Barbaresco et autres nebbiolo

Le village de Barbaresco et sa tour devant les Alpes
Le village de Barbaresco et sa tour devant les Alpes

Les Barbaresco de La Spinetta

La Spinetta produit de grands vins de Barbaresco sous trois étiquettes pour des vignes situées à Neive (Starderi et Gallina) et à Treiso (Valeirano).

Au fil des années nous sommes devenus des fidèles de La Spinetta.

Produttori del Barbaresco

Ci-contre du nebbiolo d'Alba produit par Luciano Sandrone. De très nombreux producteurs utilise cette dénomination hors des zones de Barolo et de Barbaresco.

Produttori del Barbaresco est une cave coopérative qui fait des vins de bonne qualité soit sous l'étiquette générique de Barbaresco qui offre le meilleur rapport qualité/prix de la région, soit sous les noms des vignes 


De la Barbera

La Barbera est un cépage très cultivé dans toute la région. Il est vendangé plus tôt que le nebbiolo et il donne des vins plus faciles à boire jeunes. Il peut donner des vins riches et complexes quand les conditions de culture, la maturité et la qualité du travail du vigneron le permettent. 
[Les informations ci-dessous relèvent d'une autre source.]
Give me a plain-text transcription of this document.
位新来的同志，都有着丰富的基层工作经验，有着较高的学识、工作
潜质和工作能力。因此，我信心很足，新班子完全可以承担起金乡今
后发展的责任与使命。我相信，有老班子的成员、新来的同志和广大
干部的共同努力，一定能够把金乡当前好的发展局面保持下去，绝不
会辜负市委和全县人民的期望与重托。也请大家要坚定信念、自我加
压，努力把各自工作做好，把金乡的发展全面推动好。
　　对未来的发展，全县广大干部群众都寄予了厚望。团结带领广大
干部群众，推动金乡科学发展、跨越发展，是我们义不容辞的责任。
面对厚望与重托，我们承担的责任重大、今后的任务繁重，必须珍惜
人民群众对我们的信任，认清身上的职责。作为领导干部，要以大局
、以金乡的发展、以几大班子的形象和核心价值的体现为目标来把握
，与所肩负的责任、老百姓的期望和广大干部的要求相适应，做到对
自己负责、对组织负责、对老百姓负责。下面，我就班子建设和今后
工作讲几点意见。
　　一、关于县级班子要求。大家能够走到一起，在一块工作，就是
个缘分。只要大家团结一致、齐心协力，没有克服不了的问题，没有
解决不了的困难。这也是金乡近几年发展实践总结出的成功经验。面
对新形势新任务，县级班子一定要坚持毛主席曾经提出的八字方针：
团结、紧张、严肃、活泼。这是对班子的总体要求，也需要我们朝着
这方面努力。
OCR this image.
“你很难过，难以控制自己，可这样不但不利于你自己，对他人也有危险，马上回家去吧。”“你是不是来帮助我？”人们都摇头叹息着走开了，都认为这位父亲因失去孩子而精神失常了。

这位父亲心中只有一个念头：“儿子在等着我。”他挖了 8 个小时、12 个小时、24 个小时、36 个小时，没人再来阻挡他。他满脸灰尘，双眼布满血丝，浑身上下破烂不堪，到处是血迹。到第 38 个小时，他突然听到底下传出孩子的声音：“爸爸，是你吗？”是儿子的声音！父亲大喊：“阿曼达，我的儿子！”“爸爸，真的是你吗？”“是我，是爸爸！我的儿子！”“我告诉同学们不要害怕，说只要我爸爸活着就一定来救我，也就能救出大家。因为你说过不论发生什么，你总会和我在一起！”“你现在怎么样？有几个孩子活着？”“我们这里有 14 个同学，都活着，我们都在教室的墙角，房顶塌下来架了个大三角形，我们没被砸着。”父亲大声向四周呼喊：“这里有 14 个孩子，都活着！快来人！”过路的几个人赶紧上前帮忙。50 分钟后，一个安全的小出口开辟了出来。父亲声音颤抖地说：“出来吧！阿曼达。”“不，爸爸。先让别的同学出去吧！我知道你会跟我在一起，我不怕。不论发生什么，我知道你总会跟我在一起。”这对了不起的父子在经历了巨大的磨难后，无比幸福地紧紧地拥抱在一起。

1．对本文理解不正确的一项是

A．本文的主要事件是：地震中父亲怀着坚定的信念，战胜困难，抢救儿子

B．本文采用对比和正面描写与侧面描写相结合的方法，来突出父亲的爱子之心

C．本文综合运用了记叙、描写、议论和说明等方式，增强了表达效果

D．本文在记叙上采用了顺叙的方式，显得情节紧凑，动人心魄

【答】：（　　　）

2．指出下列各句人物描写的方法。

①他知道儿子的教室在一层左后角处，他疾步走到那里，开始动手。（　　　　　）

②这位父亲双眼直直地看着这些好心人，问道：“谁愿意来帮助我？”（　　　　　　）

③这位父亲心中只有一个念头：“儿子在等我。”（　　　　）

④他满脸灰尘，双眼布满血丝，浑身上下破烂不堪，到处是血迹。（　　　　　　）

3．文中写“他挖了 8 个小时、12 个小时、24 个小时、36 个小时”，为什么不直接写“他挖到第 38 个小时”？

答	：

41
La Barbera d'Alba du domaine de Giacomo Conterno est un des vins que nous buvons le plus souvent avec le plus de plaisir.

Giacomo Bologna a cherché à produire une Barbera allant au maximum de son potentiel. Les années particulière il a produit une cuvée "Ai Suma" (au sommet). Depuis sa disparition, sa famille poursuit son travail. 

Le "Bricco dell'Uccellone" est une Barbera d'Asti apte à vieillir... 

A Rocchetta Tanaro nous avons été très bien reçus par Anna et Raffaella Bologna, la femme et la fille de Giacomo Bologna, dans leur cave grande et très moderne.


Moscato d'Asti

Le moscato d'Asti est un vin doux, pétillant et peu alcoolisé (environ 5 degrés) qui est parfois lourd et trop sucré mais qui peu être élégant très agréablement parfumé et qui se boit joyeusement avec des desserts, certaines entrées ou au goûter...

vignes du moscato
vignes du moscato

Les routes du moscato serpentent entre les collines escarpées et les viticulteurs ne sont pas toujours faciles à trouver.

Il y a des vins très plaisants et des personnes intéressantes.

A La Spinetta, le moscato est un des piliers de la maison. Les deux étiquettes sont très bonnes.

Forteto della Luja est le domaine qui a élevé le moscato au rang de grand vin.

La famille Scaglione fait du très bon vin, ils s'intéresse aux animaux, à la flore, à la géologie, aux climats, il sont engagés dans une démarche écologique depuis bien avant que ce soit à la mode.

Il nous avait fait toute une passionnante présentation de la zone avant de faire goûter ses vins.

Il a obtenu une DOCG (appellation contrôlée) pour son vin de Loazzolo.


Le moscato est très bon, il est produit en moscato d'asti classique, en passito magnifique.

Fortetto della Luja, vendanges avec le cheval
Fortetto della Luja, vendanges avec le cheval

Nous avons goûté, aimé et acheté du moscato d'asti au domaine Elio Perrone et chez Degiorgis.

Avec Patrizia Degiorgis
Avec Patrizia Degiorgis

Metodo Classico

Des vins pétillants sont également produits dans toute la région selon le procédé dit de la méthode classique, comme en Champagne.

Contratto, qui a été racheté depuis quelques années par La Spinetta, est un producteur réputé disposant de superbes caves. Contratto élabore des vins pétillants à base de muscat (De Miranda), de chardonnay (cuvée brut, bacco d'oro, et riserva Giuseppe Contratto brut).

Et d'autres vins

Nombre de viticulteurs font des expériences ou cultivent pour leur plaisir des cépages venus d'ailleurs.

Dans les Langhe ont voit arriver des bouteilles de riesling qui paraît bien adapté au climat de certaines zones de la région.